Not now. Covid might well be a terrible thing, but every cloud has its unexpected lining. Certainly for Wensum Valley Angling out at Taverham. After all the troubles owner Daniel has faced, especially after the passing of his much-loved partner, Rob Shanks, things are on the up and stratospherically so.
So busy are Dan and brother Jason, they have even taken on extended premises to keep up with demand. Yes, we have all gone fishing crazy since lockdown was eased and the sport is as buoyant as it ever has been since the 60s. We all know the undoubtedly sound reasons for this and there is no safer place to be than a riverbank in these weird times. Pity we didn’t see more of Mr Trump down on Riverside Road... perhaps.

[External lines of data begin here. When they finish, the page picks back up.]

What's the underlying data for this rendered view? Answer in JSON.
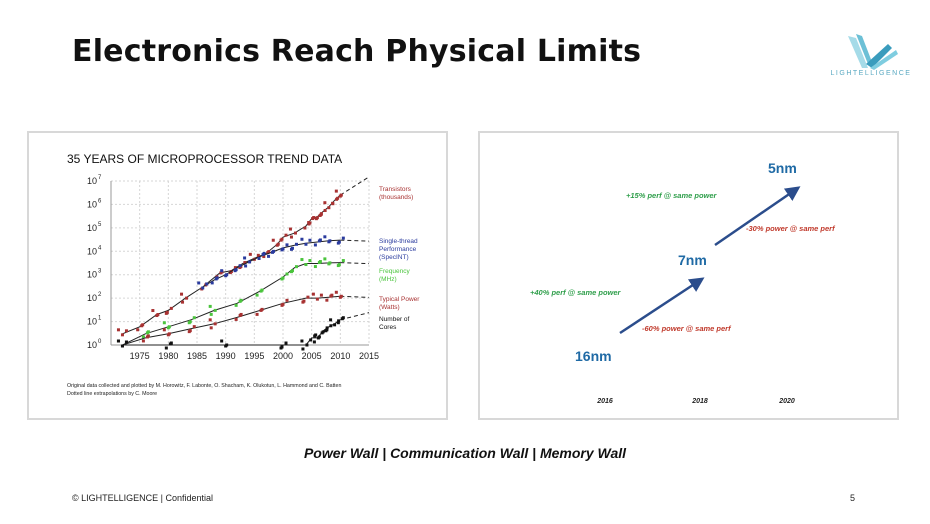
{
  "slide": {
    "title": "Electronics Reach Physical Limits",
    "logo_text": "LIGHTELLIGENCE",
    "walls_line": "Power Wall | Communication Wall | Memory Wall",
    "footer": "© LIGHTELLIGENCE | Confidential",
    "page_number": "5"
  },
  "colors": {
    "transistors": "#a83232",
    "single_thread": "#2a3b9e",
    "frequency": "#4ac43c",
    "power": "#a83232",
    "cores": "#111111",
    "node_blue": "#1f6aa5",
    "perf_green": "#2e9e4a",
    "power_red": "#c0392b"
  },
  "chart_data": [
    {
      "type": "scatter",
      "title": "35 YEARS OF MICROPROCESSOR TREND DATA",
      "y_scale": "log",
      "ylim": [
        1,
        10000000
      ],
      "xlim": [
        1970,
        2015
      ],
      "x_ticks": [
        "1975",
        "1980",
        "1985",
        "1990",
        "1995",
        "2000",
        "2005",
        "2010",
        "2015"
      ],
      "y_ticks": [
        "10",
        "10",
        "10",
        "10",
        "10",
        "10",
        "10",
        "10"
      ],
      "y_tick_exponents": [
        "0",
        "1",
        "2",
        "3",
        "4",
        "5",
        "6",
        "7"
      ],
      "legend_placement": "right",
      "series": [
        {
          "name": "Transistors (thousands)",
          "label_lines": [
            "Transistors",
            "(thousands)"
          ],
          "color": "#a83232",
          "x": [
            1972,
            1975,
            1978,
            1980,
            1983,
            1986,
            1989,
            1991,
            1993,
            1995,
            1997,
            1999,
            2000,
            2002,
            2004,
            2005,
            2006,
            2007,
            2008,
            2009,
            2010
          ],
          "y": [
            3,
            6,
            20,
            30,
            100,
            300,
            1200,
            1500,
            3000,
            5000,
            8000,
            20000,
            40000,
            60000,
            120000,
            250000,
            300000,
            500000,
            800000,
            1500000,
            2500000
          ]
        },
        {
          "name": "Single-thread Performance (SpecINT)",
          "label_lines": [
            "Single-thread",
            "Performance",
            "(SpecINT)"
          ],
          "color": "#2a3b9e",
          "x": [
            1986,
            1988,
            1990,
            1992,
            1994,
            1996,
            1998,
            2000,
            2002,
            2004,
            2006,
            2008,
            2010
          ],
          "y": [
            300,
            600,
            1000,
            2000,
            3500,
            6000,
            9000,
            14000,
            18000,
            22000,
            25000,
            28000,
            30000
          ]
        },
        {
          "name": "Frequency (MHz)",
          "label_lines": [
            "Frequency",
            "(MHz)"
          ],
          "color": "#4ac43c",
          "x": [
            1972,
            1976,
            1980,
            1984,
            1988,
            1992,
            1996,
            2000,
            2002,
            2004,
            2006,
            2008,
            2010
          ],
          "y": [
            1,
            3,
            6,
            12,
            30,
            60,
            200,
            800,
            2000,
            3000,
            3000,
            3200,
            3300
          ]
        },
        {
          "name": "Typical Power (Watts)",
          "label_lines": [
            "Typical Power",
            "(Watts)"
          ],
          "color": "#a83232",
          "x": [
            1972,
            1976,
            1980,
            1984,
            1988,
            1992,
            1996,
            2000,
            2004,
            2006,
            2008,
            2010
          ],
          "y": [
            1,
            2,
            3,
            5,
            8,
            15,
            30,
            60,
            100,
            100,
            110,
            120
          ]
        },
        {
          "name": "Number of Cores",
          "label_lines": [
            "Number of",
            "Cores"
          ],
          "color": "#111111",
          "x": [
            1972,
            1980,
            1990,
            2000,
            2004,
            2005,
            2006,
            2007,
            2008,
            2009,
            2010
          ],
          "y": [
            1,
            1,
            1,
            1,
            1,
            2,
            2,
            4,
            6,
            8,
            12
          ]
        }
      ],
      "credit_lines": [
        "Original data collected and plotted by M. Horowitz, F. Labonte, O. Shacham, K. Olukotun, L. Hammond and C. Batten",
        "Dotted line extrapolations by C. Moore"
      ]
    },
    {
      "type": "line",
      "x_ticks": [
        "2016",
        "2018",
        "2020"
      ],
      "series": [
        {
          "points": [
            {
              "x": "2016",
              "label": "16nm"
            },
            {
              "x": "2018",
              "label": "7nm"
            },
            {
              "x": "2020",
              "label": "5nm"
            }
          ]
        }
      ],
      "annotations": [
        {
          "text": "+40% perf @ same power",
          "color": "#2e9e4a"
        },
        {
          "text": "-60% power @ same perf",
          "color": "#c0392b"
        },
        {
          "text": "+15% perf @ same power",
          "color": "#2e9e4a"
        },
        {
          "text": "-30% power @ same perf",
          "color": "#c0392b"
        }
      ]
    }
  ]
}
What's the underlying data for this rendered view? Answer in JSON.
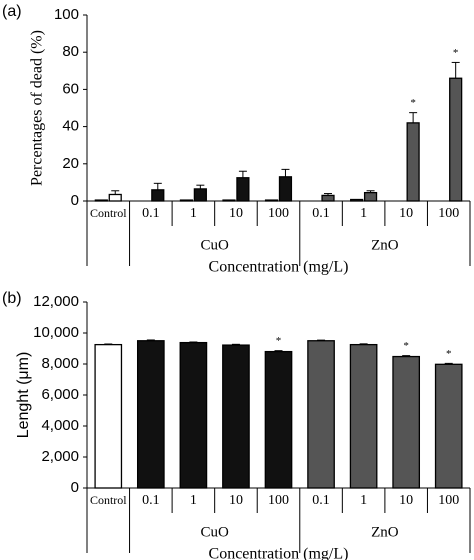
{
  "chart_data": [
    {
      "type": "bar",
      "panel_label": "(a)",
      "y_label": "Percentages of dead (%)",
      "x_label": "Concentration (mg/L)",
      "categories": [
        "Control",
        "0.1",
        "1",
        "10",
        "100",
        "0.1",
        "1",
        "10",
        "100"
      ],
      "groups": [
        {
          "label": "CuO",
          "from": 1,
          "to": 4
        },
        {
          "label": "ZnO",
          "from": 5,
          "to": 8
        }
      ],
      "series": [
        {
          "colors": [
            "#333333",
            "#333333",
            "#333333",
            "#333333",
            "#333333",
            "#333333",
            "#333333",
            "#333333",
            "#333333"
          ],
          "values": [
            0.5,
            0,
            0.5,
            0.5,
            0.5,
            0,
            0.8,
            0,
            0
          ]
        },
        {
          "colors": [
            "#ffffff",
            "#111111",
            "#111111",
            "#111111",
            "#111111",
            "#555555",
            "#555555",
            "#555555",
            "#555555"
          ],
          "values": [
            3.5,
            6,
            6.5,
            12.5,
            13,
            3,
            4.5,
            42,
            66
          ],
          "errors": [
            2,
            3.5,
            2,
            3.5,
            4,
            1,
            1,
            5.5,
            8.5
          ],
          "significant": [
            false,
            false,
            false,
            false,
            false,
            false,
            false,
            true,
            true
          ]
        }
      ],
      "marker": "*",
      "ylim": [
        0,
        100
      ],
      "yticks": [
        0,
        20,
        40,
        60,
        80,
        100
      ]
    },
    {
      "type": "bar",
      "panel_label": "(b)",
      "y_label": "Lenght (μm)",
      "x_label": "Concentration (mg/L)",
      "categories": [
        "Control",
        "0.1",
        "1",
        "10",
        "100",
        "0.1",
        "1",
        "10",
        "100"
      ],
      "groups": [
        {
          "label": "CuO",
          "from": 1,
          "to": 4
        },
        {
          "label": "ZnO",
          "from": 5,
          "to": 8
        }
      ],
      "series": [
        {
          "colors": [
            "#ffffff",
            "#111111",
            "#111111",
            "#111111",
            "#111111",
            "#555555",
            "#555555",
            "#555555",
            "#555555"
          ],
          "values": [
            9250,
            9500,
            9380,
            9220,
            8800,
            9500,
            9250,
            8480,
            7980
          ],
          "errors": [
            40,
            50,
            40,
            50,
            60,
            40,
            50,
            60,
            60
          ],
          "significant": [
            false,
            false,
            false,
            false,
            true,
            false,
            false,
            true,
            true
          ]
        }
      ],
      "marker": "*",
      "ylim": [
        0,
        12000
      ],
      "yticks": [
        0,
        {
          "value": 2000,
          "label": "2,000"
        },
        {
          "value": 4000,
          "label": "4,000"
        },
        {
          "value": 6000,
          "label": "6,000"
        },
        {
          "value": 8000,
          "label": "8,000"
        },
        {
          "value": 10000,
          "label": "10,000"
        },
        {
          "value": 12000,
          "label": "12,000"
        }
      ]
    }
  ]
}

Good though this news is, there are still things to be done as we all know. My column’s headline this week obviously and tediously borrows from the BBC2 series Mortimer and Whitehouse, Gone Fishing that has just finished. However, I don’t mention this gratuitously. Anyone who has watched the series knows that Bob is the novice and he has realised that getting started in fishing is not that easy. It’s fine wanting to fish, but even getting onto the ladder’s first rung can be a step too far. Tackle shops were a fund of advice when I was a kid and that is why I am such a fan of Dan at Wensum Valley because I have seen him take endless hours out to help beginners young and old.
Today, though, most of those shops are gone, along with the help I received hundreds of times each year on the bank side from adult anglers happy to take a kid under their wings. Today, of course, post-Savile, kids don’t fish alone and adults wouldn’t dare to step in as teachers even if they did. There are instructors out there, in both the game and coarse worlds especially, but I have my reservations. I have to say much of what these accredited experts teach I’d have found dull as ditch water when I was six or seven.
Mr Mortimer has realised all this and knows steps towards competency can be hard to take, even if you have Paul Whitehouse and JB to help to a greater or lesser degree. As a result, he has told me he is preparing a website where those interested in learning more about the sport can contact the guides used nationwide during the filming. The idea is that these guides would then offer a day, or half a day, of real live angling, supplying all the gear and bait. People could then make their own mind up if fishing is for them without going to the expense of buying all the kit and not knowing how to use it. A great idea I think and I’ll let you know how Bob’s initiative progresses, especially as wannabe anglers of all ages and both sexes will be welcomed. We all concentrate on bringing children into the sport: perhaps it is a good idea to remember the 50-somethings who gave up 30 years ago and want to re-engage?
As more anglers and more money flood into fishing, perhaps we should think how this money should get spent. As I travel around the country with the Gone Fishing band waggon, it strikes me how much more attention is paid to game fisheries than to coarse ones. Sometimes it is down to simple finance. On the Test in Hampshire, for example, you can pay £600 per day for a bash on a top beat and you expect it to be looked after. However, on many less-exalted club fly waters, some costing £50 per year, it seems members are hugely keen to volunteer help with river improvement projects, often with startlingly successful results. As more members join post-Covid, more money enters the coffers and more work can be done. Sadly, by and large, this level of commitment is rarely found in coarse fishing circles. When the Norfolk Anglers Conservation Association was in its prime with a team of inspirational leaders like Chris Turnbull and Tim Ellis at the helm, lengths of the Wensum were transformed, but brave coarse initiatives like this are rare in Norfolk and nationwide. As the Norfolk Flyfishers Club will attest, I’m a broken reed when it comes to working parties, but both I and the majority of coarse anglers should really begin to change our ways.
In my view, after a lifetime thinking about this, angling is all about jeopardy if it is to maintain interest. If you have watched Gone Fishing programmes, one of the joys is that you don’t ever know if Paul or Bob, especially, are ever going to catch a fish. That is what gives viewing an edge and what makes actual fishing exciting. If I have a gripe with commercial fisheries in both the game and the coarse worlds, it is the fact that catching can be often guaranteed. Even if hot weather trout can be tricky, you know if you do get one it will be 2lb, give or take, and it will have been lorried in a short while back. If a wild game angler is fishing for sea trout or salmon, he or she won’t even know if there is a fish in the river sometimes, let alone if one is going to take a fly. If a float goes down on a natural lake, a tench, bream, carp, rudd, roach or perch could be the culprit, weighing anything from three ounces to 30lb. This is why we have to look after our wild rivers and stillwaters because it is here that the true soul of fishing can be found. Once a fish becomes a commodity and once jeopardy is jettisoned, we might as well shoot ducks and catch goldfish in a barrel.